One of the sources that PTPs would like to tap is mutual funds, which are becoming an ever more important part of the capital markets. 15 years ago, only about 6% of equity securities were held by mutual funds; now the figure is 20%. According to the Investment Company Institute, almost $7 trillion in capital is currently invested through mutual funds.

Mutual funds, however, are very reluctant to invest in PTPs–not because they not a good investment, but because of the tax code. In order to maintain its tax status under the Regulated Investment Company (RIC) rules, a mutual fund must receive 90% of its gross income from specific sources. Income from a partnership (whether it be the share of partnership income allocated for tax purposes or the cash distributions) is not on the qualifying list. This means that if a mutual fund receives more than 10% of its income from PTPs (along with other "nonqualifying" income), it will lose its RIC status. Faced with this possibility, as well as the burden entailed in keeping track of income percentages, most mutual funds turn away from PTPs.

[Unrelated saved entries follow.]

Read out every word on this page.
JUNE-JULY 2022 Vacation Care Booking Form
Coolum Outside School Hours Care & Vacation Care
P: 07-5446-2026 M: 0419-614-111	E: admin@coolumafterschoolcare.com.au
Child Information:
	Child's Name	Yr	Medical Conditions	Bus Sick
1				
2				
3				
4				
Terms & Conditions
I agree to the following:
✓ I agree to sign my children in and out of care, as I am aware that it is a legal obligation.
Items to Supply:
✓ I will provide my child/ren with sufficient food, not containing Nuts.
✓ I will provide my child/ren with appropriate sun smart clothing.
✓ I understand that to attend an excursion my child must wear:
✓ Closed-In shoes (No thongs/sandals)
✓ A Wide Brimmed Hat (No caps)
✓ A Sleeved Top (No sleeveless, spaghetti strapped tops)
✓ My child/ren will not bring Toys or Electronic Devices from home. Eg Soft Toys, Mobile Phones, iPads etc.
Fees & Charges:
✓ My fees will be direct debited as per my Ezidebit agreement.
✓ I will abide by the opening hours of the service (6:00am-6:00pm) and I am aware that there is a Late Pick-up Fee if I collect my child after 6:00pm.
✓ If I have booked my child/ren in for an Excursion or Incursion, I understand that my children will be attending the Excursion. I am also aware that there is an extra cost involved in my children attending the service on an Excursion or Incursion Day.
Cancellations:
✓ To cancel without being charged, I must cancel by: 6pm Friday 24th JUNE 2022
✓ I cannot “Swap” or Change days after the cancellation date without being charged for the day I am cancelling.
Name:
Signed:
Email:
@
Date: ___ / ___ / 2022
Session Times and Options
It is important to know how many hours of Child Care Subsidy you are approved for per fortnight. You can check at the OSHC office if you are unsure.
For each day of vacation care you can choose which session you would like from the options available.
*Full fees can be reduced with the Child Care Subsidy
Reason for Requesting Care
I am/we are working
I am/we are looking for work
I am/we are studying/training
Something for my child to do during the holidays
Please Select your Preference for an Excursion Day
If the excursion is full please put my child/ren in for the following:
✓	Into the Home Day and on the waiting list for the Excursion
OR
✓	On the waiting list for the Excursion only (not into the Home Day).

This, combined with the lack of institutional investment caused by the UBIT rules, forces PTPs to raise capital almost exclusively from individual investors. And while these investors are certainly a sizeable share of the market, they do not make the large share purchases that mutual funds and institutions do. Moreover, individual investors are increasingly making their investments through mutual funds. The result is that PTPs, compared other equity issuers, are extremely limited in the amount they can raise in any one offering and in the frequency with which they can go to the market.

Recently I had the opportunity to speak with several executives of these partnerships. They talked about the frustration they feel in trying to raise the large amounts of capital needed to expand and build new energy infrastructure when they can raise only limited amounts of equity capital in any one offering and don’t want to increase their debt burden. These companies have done a lot with the capital they have raised, but they all feel they could do much more if they were freed from this constraint.

There is no policy reason for PTPs to be treated any differently than any publicly traded security when it comes to mutual fund eligibility. The reason that partnerships were left off the qualifying income list was that before PTPs emerged, partnerships were highly illiquid, often risky investments, not the sort that was appropriate for a mutual fund. It was also felt that a mutual fund might be too closely involved with a nontraded partnership’s business. None of these concerns applies to PTPs–they are liquid, they are safe–fully regulated by the SEC, filing the same reports as corporations–and the mutual fund, as a PTP investor, would be one of tens of thousands of unitholders, not a manager of the business.

For all these reasons, I am pleased to be the sponsor this year of legislation that was introduced by Chairman Thomas in the 105th and 106th Congresses. The Publicly Traded Partnership Equity Act (H.R. 1463) simply adds income derived from a PTP to the list of qualifying income sources under the RIC rules. This bill has cosponsors from both parties, including some members of this Subcommittee. During the 106th Congress it was approved by both the House and the Senate as part of the Taxpayer Refund and Relief Act of 1999, which was subsequently vetoed by the President.

It is time that we freed these energy companies to do what they do best–build and operate the infrastructure that will deliver needed energy supplies to communities across the country. This is a simple, low-cost, and effective way to increase the capital flowing into the energy industry. It is an appropriate part of any energy bill that may come out of this Subcommittee and the Committee as a whole, and I urge that it be included.